Question

The distance of the point $\left( {1,2,3} \right)$ to the line $x = 2 + t,y = 2 - 3t,z = 5t$
A) $3\dfrac{4}{7}$
B) $3\dfrac{2}{7}$
C) $4\dfrac{4}{7}$
D) $3\dfrac{4}{9}$

Answer 1

Hint:
Let us assume the line perpendicular to the given line, that is passing through the point $\left( {1,2,3} \right)$ meets the given line at a point $A$. Find the coordinates of $A$ using the property that the line vector \[\overrightarrow {PA} \] will be perpendicular to the given line.
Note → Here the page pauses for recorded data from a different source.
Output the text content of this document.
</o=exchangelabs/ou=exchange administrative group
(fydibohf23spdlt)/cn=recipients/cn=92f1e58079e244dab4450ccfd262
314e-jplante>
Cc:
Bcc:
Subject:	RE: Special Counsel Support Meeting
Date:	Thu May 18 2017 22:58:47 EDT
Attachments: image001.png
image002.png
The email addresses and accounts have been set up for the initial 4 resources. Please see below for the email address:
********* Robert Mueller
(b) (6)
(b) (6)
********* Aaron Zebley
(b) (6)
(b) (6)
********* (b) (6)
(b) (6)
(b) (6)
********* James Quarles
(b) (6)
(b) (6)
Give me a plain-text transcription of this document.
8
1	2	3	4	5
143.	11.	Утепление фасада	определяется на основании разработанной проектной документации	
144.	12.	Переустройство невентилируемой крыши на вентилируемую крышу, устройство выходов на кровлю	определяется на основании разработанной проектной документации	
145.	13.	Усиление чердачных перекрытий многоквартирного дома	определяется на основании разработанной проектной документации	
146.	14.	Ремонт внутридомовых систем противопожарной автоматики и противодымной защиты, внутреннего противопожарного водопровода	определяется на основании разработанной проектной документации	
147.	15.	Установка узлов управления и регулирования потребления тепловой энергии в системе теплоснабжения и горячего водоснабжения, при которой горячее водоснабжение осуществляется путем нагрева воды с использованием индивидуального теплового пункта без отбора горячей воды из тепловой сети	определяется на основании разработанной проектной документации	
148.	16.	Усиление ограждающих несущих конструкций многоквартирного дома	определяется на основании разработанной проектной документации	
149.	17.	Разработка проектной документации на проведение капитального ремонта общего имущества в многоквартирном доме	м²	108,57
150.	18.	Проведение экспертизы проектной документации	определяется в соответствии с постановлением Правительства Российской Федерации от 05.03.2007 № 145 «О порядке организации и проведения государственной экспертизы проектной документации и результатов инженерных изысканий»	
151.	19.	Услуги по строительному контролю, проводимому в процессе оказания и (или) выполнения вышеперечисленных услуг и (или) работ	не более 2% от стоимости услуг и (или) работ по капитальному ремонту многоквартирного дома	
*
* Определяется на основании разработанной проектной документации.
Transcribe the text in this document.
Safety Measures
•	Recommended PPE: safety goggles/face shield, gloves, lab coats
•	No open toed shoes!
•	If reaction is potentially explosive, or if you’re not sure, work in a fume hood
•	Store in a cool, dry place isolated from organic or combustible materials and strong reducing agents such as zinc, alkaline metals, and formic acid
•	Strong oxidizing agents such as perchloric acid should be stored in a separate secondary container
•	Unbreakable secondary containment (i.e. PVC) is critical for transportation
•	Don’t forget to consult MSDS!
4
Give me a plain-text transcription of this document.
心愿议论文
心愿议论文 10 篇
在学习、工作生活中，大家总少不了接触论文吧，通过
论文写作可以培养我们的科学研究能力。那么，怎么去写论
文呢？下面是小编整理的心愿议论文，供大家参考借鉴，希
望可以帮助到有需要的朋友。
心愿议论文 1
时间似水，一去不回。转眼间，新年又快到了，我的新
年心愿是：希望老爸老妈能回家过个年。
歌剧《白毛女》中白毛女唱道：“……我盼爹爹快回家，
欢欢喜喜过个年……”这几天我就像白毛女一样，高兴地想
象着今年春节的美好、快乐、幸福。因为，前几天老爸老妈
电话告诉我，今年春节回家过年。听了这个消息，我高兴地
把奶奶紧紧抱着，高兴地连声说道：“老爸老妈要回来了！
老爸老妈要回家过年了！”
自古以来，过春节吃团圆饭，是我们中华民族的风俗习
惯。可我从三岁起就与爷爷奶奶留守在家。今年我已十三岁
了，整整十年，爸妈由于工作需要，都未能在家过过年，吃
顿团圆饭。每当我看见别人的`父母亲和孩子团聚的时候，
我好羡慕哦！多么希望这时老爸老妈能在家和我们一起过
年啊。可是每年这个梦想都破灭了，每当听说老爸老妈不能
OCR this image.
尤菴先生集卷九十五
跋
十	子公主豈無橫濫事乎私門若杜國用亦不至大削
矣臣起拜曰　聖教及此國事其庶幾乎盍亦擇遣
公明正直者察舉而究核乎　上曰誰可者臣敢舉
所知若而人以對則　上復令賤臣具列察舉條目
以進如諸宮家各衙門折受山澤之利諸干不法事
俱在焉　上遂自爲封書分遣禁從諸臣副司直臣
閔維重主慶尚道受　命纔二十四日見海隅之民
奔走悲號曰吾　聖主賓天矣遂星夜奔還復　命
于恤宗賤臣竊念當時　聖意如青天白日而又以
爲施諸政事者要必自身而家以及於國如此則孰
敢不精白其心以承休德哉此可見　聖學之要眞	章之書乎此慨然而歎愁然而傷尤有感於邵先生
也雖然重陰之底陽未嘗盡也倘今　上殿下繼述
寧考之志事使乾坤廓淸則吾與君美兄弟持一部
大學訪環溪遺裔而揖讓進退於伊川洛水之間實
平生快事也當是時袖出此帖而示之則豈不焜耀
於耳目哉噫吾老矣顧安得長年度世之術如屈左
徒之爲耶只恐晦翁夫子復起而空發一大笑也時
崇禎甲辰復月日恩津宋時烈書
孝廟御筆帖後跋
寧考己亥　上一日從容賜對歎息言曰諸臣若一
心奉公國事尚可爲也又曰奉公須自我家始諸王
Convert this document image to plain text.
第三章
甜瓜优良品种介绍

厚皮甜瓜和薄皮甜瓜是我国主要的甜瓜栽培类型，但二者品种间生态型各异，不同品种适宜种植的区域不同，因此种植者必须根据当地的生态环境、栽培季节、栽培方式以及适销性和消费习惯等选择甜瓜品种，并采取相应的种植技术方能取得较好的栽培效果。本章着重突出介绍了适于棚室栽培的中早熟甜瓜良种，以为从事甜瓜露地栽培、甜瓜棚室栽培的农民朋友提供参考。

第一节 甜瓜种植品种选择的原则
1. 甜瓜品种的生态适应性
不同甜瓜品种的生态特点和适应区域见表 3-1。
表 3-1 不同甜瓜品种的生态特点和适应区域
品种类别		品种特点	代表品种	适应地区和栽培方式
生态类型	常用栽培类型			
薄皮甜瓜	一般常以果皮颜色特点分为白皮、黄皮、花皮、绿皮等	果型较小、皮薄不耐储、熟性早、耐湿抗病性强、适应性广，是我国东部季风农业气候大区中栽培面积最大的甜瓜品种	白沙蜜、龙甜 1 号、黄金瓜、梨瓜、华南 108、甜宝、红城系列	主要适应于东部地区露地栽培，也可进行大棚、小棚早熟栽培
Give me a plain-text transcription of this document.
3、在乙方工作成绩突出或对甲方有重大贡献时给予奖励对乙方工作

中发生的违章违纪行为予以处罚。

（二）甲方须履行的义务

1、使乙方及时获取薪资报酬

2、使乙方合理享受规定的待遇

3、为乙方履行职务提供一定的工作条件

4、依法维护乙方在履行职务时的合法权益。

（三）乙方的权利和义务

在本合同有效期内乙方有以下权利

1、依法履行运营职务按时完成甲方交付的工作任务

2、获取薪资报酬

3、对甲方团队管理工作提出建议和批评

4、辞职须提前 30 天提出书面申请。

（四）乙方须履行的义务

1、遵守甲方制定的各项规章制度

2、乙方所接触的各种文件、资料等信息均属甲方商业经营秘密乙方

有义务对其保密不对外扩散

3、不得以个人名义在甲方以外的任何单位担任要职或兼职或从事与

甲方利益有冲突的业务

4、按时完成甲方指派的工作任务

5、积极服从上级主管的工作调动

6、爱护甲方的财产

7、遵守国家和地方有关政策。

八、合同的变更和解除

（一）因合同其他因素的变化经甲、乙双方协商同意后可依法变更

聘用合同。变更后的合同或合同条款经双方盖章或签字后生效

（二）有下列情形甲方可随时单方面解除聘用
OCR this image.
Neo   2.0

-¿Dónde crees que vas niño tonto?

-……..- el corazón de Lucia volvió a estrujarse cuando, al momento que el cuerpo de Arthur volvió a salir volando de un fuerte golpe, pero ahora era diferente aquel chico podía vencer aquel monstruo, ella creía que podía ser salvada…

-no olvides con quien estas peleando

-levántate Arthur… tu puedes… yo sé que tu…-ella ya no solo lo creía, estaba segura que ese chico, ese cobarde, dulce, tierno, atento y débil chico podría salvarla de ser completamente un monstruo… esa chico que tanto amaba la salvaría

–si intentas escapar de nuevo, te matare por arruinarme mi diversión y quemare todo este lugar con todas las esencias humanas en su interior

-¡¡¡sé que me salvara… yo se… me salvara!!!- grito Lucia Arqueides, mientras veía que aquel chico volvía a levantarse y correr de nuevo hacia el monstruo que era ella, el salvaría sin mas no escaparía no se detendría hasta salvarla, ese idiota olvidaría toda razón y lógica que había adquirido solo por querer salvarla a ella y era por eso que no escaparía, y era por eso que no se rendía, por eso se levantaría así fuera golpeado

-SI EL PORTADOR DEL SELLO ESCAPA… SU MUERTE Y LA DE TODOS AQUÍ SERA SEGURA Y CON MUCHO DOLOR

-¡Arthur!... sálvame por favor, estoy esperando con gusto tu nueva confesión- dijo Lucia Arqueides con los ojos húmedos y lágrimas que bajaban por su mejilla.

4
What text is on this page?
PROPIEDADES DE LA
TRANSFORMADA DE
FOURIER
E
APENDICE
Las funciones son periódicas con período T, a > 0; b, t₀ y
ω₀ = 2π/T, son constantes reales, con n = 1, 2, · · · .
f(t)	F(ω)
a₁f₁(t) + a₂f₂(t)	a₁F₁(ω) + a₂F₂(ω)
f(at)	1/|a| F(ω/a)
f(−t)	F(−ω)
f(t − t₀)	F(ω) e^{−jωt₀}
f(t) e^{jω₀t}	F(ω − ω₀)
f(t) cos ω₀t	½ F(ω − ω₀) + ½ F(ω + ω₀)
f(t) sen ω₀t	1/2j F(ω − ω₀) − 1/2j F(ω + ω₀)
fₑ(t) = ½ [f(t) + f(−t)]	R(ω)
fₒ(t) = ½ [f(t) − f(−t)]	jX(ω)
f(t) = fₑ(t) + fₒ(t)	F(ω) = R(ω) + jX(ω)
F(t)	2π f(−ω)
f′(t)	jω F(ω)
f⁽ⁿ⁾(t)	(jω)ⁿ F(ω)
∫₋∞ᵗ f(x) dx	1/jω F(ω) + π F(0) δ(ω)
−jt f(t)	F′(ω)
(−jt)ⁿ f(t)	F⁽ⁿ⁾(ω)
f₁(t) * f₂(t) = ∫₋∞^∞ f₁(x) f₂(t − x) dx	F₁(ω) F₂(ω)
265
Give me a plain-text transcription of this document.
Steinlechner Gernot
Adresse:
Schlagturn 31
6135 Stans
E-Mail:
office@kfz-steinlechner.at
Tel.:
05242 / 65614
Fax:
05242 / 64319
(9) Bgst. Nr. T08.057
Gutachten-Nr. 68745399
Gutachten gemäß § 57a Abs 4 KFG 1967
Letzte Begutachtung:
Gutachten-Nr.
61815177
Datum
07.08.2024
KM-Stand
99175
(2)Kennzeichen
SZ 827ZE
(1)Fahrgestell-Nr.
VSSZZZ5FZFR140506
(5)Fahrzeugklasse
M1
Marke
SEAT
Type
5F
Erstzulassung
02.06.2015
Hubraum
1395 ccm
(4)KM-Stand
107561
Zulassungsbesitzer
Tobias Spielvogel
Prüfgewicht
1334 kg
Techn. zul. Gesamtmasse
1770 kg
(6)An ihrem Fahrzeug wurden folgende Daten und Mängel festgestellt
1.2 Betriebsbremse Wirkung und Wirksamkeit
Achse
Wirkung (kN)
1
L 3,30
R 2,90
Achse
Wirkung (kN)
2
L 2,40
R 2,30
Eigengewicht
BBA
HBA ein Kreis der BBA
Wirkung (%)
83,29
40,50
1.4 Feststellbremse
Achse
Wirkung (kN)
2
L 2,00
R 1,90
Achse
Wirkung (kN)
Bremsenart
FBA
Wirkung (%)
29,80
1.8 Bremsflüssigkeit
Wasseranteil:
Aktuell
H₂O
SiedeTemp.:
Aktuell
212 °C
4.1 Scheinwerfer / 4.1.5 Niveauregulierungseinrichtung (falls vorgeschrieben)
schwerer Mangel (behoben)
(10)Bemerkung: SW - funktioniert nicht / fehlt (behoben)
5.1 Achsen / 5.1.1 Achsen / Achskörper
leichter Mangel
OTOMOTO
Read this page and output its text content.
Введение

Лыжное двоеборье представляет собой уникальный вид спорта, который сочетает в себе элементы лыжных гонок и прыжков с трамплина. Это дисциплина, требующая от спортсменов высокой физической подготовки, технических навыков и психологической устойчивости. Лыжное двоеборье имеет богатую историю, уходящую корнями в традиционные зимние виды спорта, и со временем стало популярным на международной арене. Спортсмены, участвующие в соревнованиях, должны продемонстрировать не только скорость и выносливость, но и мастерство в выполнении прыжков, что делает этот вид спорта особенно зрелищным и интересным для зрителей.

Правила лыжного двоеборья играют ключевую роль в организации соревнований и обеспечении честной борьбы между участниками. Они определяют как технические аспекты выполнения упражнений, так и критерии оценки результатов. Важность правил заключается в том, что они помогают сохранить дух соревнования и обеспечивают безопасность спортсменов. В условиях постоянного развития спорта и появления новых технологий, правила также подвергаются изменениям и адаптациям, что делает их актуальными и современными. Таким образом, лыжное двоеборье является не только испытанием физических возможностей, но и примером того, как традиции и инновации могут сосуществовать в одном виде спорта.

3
Find the distance between point $A$ and point $P$ using the distance formula.

Complete step by step solution:
Let us assume the given line $x = 2 + t,y = 2 - 3t,z = 5t$ represented by $l$.
Let us assume the line perpendicular to the given line $l$, that is passing through the point $\left( {1,2,3} \right)$ meets the given line $l$ at a point $A$.
The positional vector \[\overrightarrow {PA} \]can be given by positional vector of $A$$ - $positional vector of $P$.
The positional vector of $A$is given by the equation of the given line $l$ as $\left( {2 + t} \right)\hat i + \left( {2 - 3t} \right)\hat j + 5t\hat k$.
The positional vector of $P$is given by the point $\left( {1,2,3} \right)$ as $\hat i + 2\hat j + 3\hat k$.
The positional vector of \[\overrightarrow {PA} \] becomes
$
  \left( {2 + t} \right)\hat i + \left( {2 - 3t} \right)\hat j + 5t\hat k - \left( {\hat i + 2\hat j + 3\hat k} \right) \\
   = \left( {1 + t} \right)\hat i - 3t\hat j + \left( {5t - 3} \right)\hat k \\
$
The direction ratio of the given line $l$ can be found by the coefficient of $t$in the equation of the line $x = 2 + t,y = 2 - 3t,z = 5t$.
The direction ratio of $l$are $\left( {1, - 3,5} \right)$, and can be represented in the vector form as
$\vec l = \hat i - 3\hat j + 5\hat k$
The line \[\overrightarrow {PA} \] is perpendicular to the given line $l$, therefore the dot product of the two vectors must be zero.
$
  \overrightarrow {PA} .\vec l = 0 \\
  \left( {\left( {1 + t} \right)\hat i - 3t\hat j + \left( {5t - 3} \right)\hat k} \right).\left( {\hat i - 3\hat j + 5\hat k} \right) = 0 \\
$
On solving, we get the value of $t$
$
  1 + t + 9t + 25t - 15 = 0 \\
  35t = 14 \\
  t = \dfrac{2}{5} \\
$
Thus coordinates of the point $A$can be calculated by substituting the value \[\dfrac{2}{5}\] for $t$in the equation of the line$x = 2 + t,y = 2 - 3t,z = 5t$
 $
  x = 2 + \dfrac{2}{5},y = 2 - 3\left( {\dfrac{2}{5}} \right),z = 5\left( {\dfrac{2}{5}} \right) \\
  x = \dfrac{{12}}{5},y = \dfrac{4}{5},z = 2 \\
 $
The distance between the point $A$$\left( {\dfrac{{12}}{5},\dfrac{4}{5},2} \right)$and point $P$$\left( {1,2,3} \right)$can be calculated by the distance formula.
$
  \left| {PA} \right| = \sqrt {{{\left( {\dfrac{{12}}{5} - 1} \right)}^2} + {{\left( {\dfrac{4}{5} - 2} \right)}^2} + {{\left( {2 - 3} \right)}^2}} \\
   = \sqrt {\dfrac{{49}}{{25}} + \dfrac{{36}}{{25}} + 1} \\
   = \sqrt {\dfrac{{110}}{{25}}} \\
   = \dfrac{{\sqrt {110} }}{5} \\
$

Thus, none of the given options are correct.

Note:
The dot product of two perpendicular vectors is always zero. The perpendicular distance between two points $\left( {{x_1},{y_1},{z_1}} \right)$ and $\left( {{x_2},{y_2},{z_2}} \right)$ in the coordinate geometry is given by $\sqrt {{{\left( {{x_1} - {x_2}} \right)}^2} + {{\left( {{y_1} - {y_2}} \right)}^2} + {{\left( {{z_1} - {z_2}} \right)}^2}} $.